在不同的模式下,ClusterManager由不同的组件担任,在本地,stand alone和集群模式下,cluster manager是master,在Yarn 模式中由Resource Manager担任,在Mesos模式中由Application Master担任。
taskScheduler负责将DAGScheduler解析出来的stage转换成task set,然后通过submitTasks()提交给SchedulerBackend,SchedulerBackend收到任务之后使用reviveOffers()方法分配运行资源并启动任务。TaskScheduler负责沟通DAGScheduler和SchedulerBackend,由于DAGScheduler抽象层次较高,而SchedulerBackend负责与底层接口交互,因此TaskScheduler可以起到屏蔽底层不同的资源分配方式的作用。
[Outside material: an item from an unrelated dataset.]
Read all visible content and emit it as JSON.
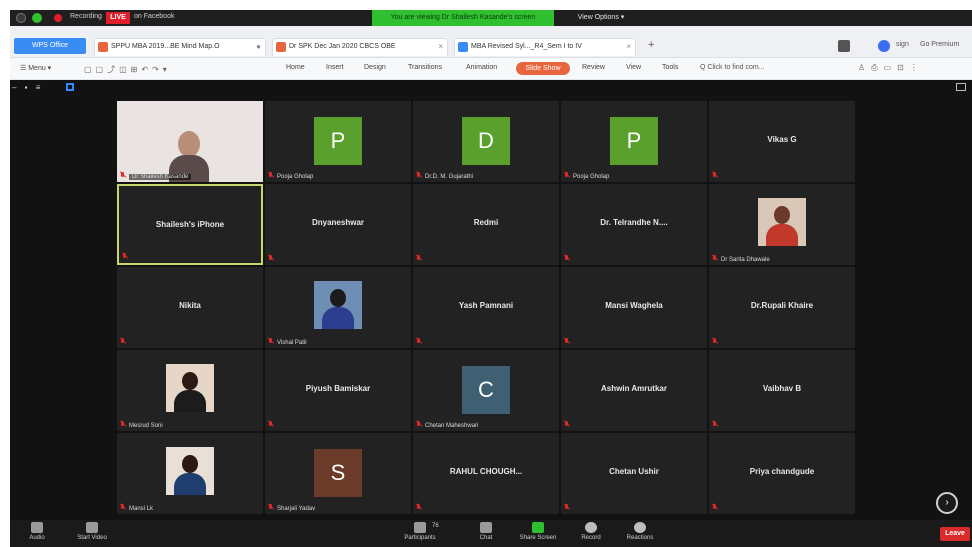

TaskScheduler的主要实现类是TaskSchedulerImpl,Yarn模式下提供了两个类继承TaskSchedulerImpl,分别是YarnScheduler和YarnCluseterScheduler.
SchedulerBackend根据不同的运行模式分为本地的LocalBackend,粗粒度模式下的CoarseGrainedSchedulerBackend,细粒度模式下的MesosSchedulerBackend,粗粒度模式下又分为stand alone模式下的SparkDeploySchedulerBackend,Yarn运行模式下的YarnSchedulerBackend,mesos粗粒度模式的CoarseMesosShedulerBackend.其中Yarn又根据client模式和cluster模式分为了YarnClientSchedulerBackend,YarnClusterSchedulerBackend.
本地模式一般用于测试,在这种模式下所有的Spark进程都运行在同一个JVM里面,比如在IDEA里面直接启动一个程序,那么这种情况下就是在本地模式。在运行中,默认不加配置的情况下使用的是本地模式,还可以在参数里或者程序中显式指定使用本地模式:
参数:--master local[4]
代码:SparkConf conf = new SparkConf().setAppName("Simple Application").setMaster("local[*]");
local模式首先启动了SparkContext,在启动SparkContext的过程中会初始化DAGScheduler,启动TaskSchedulerImpl,初始化TaskSchedulerImpl的时候会启动LocalBackend。启动LocalBackend的时候会实例化LocalEndpoint,实例化LocalEndpoint的时候会实例化Executor。
本地模式的job执行调用图:
上面省略了一些细节,只突出了在调用过程中比较重要的一些组件,大体流程如下:
main方法执行,创建了SparkContext,DAGScheduler,TaskSchedulerImpl等组件,程序执行到Action操作,开始执行job
独立运行模式是使用Spark自己实现的资源管理组件,而没有使用Yarn或者Mesos的运行模式。独立运行模式由客户端,Master节点,Worker节点组成,而SparkContext可能运行在本地客户端,也可能运行在Master节点,当使用run-example来运行spark程序的时候,SparkContext运行在Master节点上,如果使用spark submit工具运行作业时,spark context 运行在提交作业的客户端上。
在worker节点上通过ExecutorRunner运行了若干个CoarseGrainedExecutorBackend进程,每个进程包含一个executor,executor里面包含了一个线程池,用来调度执行任务。
override def start() {
super.start()
……
client = new AppClient(sc.env.actorSystem, masters, appDesc, this, conf)
client.start()
waitForRegistration()
}
// CoarseGrainedExecutorBackend的start
override def start() {
val properties = new ArrayBuffer[(String, String)]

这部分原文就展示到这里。